Ellos recibieron el dinero y cumplieron la consigna. Esta versión se ha difundido entre los judíos hasta el día de hoy.

Lo que me dice
¡Pascua!
El evangelio de hoy describe la experiencia de resurrección de las discípulas de Jesús. Al comienzo de su evangelio, al presentar a Jesús, Mateo había dicho que Jesús es el Emmanuel, Dios con nosotros. Ahora, al final, él comunica y amplía la misma certeza de fe, pues proclama que Jesús resucitó y que estará siempre con nosotros, ¡hasta el final de los tiempos! Releo este párrafo invitándome a tomar conciencia de esto con esperanza, como Buena Nueva!!!
Medito lo que sucede hoy. Por un lado, el esfuerzo de tanta buena gente para vivir y testimoniar la resurrección. Por otro, tanta gente de corazón cerrado, que combate la resurrección y la vida.
En el evangelio de Mateo, la verdad de la resurrección de Jesús se cuenta a través de un lenguaje simbólico, que revela el sentido escondido de los acontecimientos. Se realizó la esperanza de los pobres que reafirmaron su fe: “¡El está vivo, en medio de nosotros!”

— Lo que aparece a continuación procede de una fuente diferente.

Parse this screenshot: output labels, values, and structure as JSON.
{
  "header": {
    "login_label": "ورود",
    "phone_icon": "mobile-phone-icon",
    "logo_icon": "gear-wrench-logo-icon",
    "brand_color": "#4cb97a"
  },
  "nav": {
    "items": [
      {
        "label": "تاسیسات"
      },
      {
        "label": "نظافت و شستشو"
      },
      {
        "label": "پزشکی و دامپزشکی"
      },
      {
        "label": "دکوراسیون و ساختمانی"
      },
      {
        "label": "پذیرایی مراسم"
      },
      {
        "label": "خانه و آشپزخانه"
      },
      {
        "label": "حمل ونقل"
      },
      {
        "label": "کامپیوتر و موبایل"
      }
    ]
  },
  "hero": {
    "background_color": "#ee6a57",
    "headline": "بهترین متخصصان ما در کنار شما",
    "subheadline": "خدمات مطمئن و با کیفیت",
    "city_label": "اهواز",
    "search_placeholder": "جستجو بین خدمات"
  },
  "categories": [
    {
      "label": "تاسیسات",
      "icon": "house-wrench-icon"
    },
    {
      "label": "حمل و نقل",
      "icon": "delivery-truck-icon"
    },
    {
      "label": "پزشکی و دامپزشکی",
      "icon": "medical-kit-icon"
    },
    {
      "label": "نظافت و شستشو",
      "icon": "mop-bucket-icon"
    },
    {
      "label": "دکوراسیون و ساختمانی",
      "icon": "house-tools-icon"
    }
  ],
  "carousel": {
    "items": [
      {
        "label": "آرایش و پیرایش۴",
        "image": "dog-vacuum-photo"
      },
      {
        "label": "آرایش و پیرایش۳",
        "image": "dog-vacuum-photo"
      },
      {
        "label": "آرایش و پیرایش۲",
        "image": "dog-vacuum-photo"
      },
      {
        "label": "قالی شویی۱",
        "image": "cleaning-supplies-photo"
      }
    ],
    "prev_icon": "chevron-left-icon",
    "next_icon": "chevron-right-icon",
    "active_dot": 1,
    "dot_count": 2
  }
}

La alegría de la Resurrección vence el miedo.
En la madrugada del domingo, el primer día de la semana, dos mujeres fueron al sepulcro, María Magdalena y María de Santiago, llamada la otra María. De repente, la tierra tembló y un ángel apareció como un relámpago. Los guardias que estaban vigilando se desmayaron. Las mujeres se quedaron con miedo, pero el ángel las reanimó, anunciando la victoria de Jesús sobre la muerte y enviándolas a que reunieran a los discípulos de Jesús en Galilea. Y en Galilea ellas podrán verle de nuevo. La alegría de la resurrección comienza a vencer el miedo. Se inicia el anuncio de la vida y de la resurrección.

La aparición de Jesús a las mujeres.
Las mujeres salen corriendo. Se sienten habitadas por una mezcla de miedo y de alegría. Sentimientos propios de quien hace una profunda experiencia del Misterio de Dios. De repente, Jesús mismo va a su encuentro y dice: “¡Alégrense!”. Ellas se postran y adoran. Es la postura de quien cree y acoge la presencia de Dios, aunque sorprende y supera la capacidad humana de comprensión.
Ellas saben que aquel sepulcro vacío ¡es realmente el sepulcro de Jesús! La profunda experiencia de la muerte y de la resurrección que hicieron les transforma la vida. Ellas mismas resucitarán y se volverán testigos cualificados en las comunidades cristianas. Por esto, reciben la orden de anunciar: "¡Jesús está vivo!" ¡Resucitó!"

*¿Cuál es la experiencia de resurrección en mi vida? ¿Existe en mí alguna fuerza que trata de combatir la experiencia de resurrección? ¿Cómo reacciono? ¿Cuál es hoy la misión de nuestra comunidad como discípulos y discípulas de Jesús? ¿De dónde podemos sacar fuerza y valor para cumplir nuestra misión?

Lo que le digo
Bendeciré al Señor, que me aconseja,
hasta de noche me instruye internamente.